In the case of dispute, the father transferred shares in the plaintiff, a family holding company, to his children as a gift. The plaintiff determined the value of the shares for gift tax purposes by taking as a reference basis some sixty sales of other comparable shares during a period of 12 months prior to the gift. The sales had primarily taken place between (distantly related) family members. The purchase prices were based on the net asset value of the company together with a flat-rate deduction of 20% as determined by the plaintiff's tax department. The so called 20%-holding markdown is meant to account for impairments resulting from holding costs, financial obligations not included in net financial indebtedness, reduced tradability of the shares in the holding company and limited flexibility of the shareholders due to the specified investment portfolio, among other things. Although the tax office accepted the valuation according to the net asset value method, it did not allow the so-called holding discount (of 20 %). The tax court of first instance took a different view and granted the appeal.

Decision

The Supreme Tax Court reversed the former court‘s decision and upheld the claim brought by the tax office.
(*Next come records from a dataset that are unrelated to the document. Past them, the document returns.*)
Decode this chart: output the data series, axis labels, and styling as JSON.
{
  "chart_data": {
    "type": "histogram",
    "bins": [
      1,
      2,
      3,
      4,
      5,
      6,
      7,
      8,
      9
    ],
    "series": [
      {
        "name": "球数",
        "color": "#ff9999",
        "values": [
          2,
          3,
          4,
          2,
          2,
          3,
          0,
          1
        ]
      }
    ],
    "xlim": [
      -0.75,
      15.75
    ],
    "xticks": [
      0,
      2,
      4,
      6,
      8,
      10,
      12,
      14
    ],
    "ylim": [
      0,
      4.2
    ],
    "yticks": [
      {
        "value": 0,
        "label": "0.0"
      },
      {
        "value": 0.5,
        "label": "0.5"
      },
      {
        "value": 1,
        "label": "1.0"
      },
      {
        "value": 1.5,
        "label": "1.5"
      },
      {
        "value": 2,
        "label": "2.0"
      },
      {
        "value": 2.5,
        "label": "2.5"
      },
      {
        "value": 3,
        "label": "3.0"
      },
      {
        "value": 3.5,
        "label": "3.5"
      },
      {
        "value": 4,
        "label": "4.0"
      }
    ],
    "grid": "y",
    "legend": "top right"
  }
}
The fair market value of an unlisted share in a corporation can only be derived in accordance with Section 11 (2) sentence 2 Valuation Act from sales between third parties that took place less than one year ago if the sale takes place in the ordinary course of business, and which follows the market economy principles of supply and demand. Whether this is the case always depends on the circumstances of the individual case.

Contrary to the opinion of the tax court of first instance, the value of the transferred shares could not be derived from sales between third parties because the determination of the price had not taken place during ordinary business transactions (“free market”). 

Accordingly, the net asset value determined by the plaintiff's tax department was acceptable in principle. However, and contrary to the opinion of the former tax court, the holding discount could not be applied. In the case of dispute, the discount was determined by the plaintiff purely on an empirical basis and therefore too generalized to be acceptable for tax purposes. 

A constant (unchanged) flat-rate holding discount applied for all years is not to be taken into account when deriving the market value of a share in a corporation if it is not based on the specific nature of the asset and if it cannot be ruled out that it is also intended to compensate for the shareholder's personal restraints on disposal.

According to the established case law of the Supreme Tax Court, discounts used to determine the market value must be applied in an objective and specific manner to the respective asset being valued. In the case of dispute, the discount did not relate to the individual shares sold but rather remained unchanged at a flat rate of 20% over a lengthy period of time.

In addition, according to the plaintiff, it was intended to reflect the fact that holding shares are more difficult to sell than other company shares due to their internal restrictions. But these are “personal circumstances” that may not be taken into account in the valuation for gift tax purposes in accordance with Section 9 (2) sentence 3, (3) of the Valuation Act.

Source:

Supreme Tax Court judgment of 25 September 2024 (II R 49/22) – published on 6 February 2025.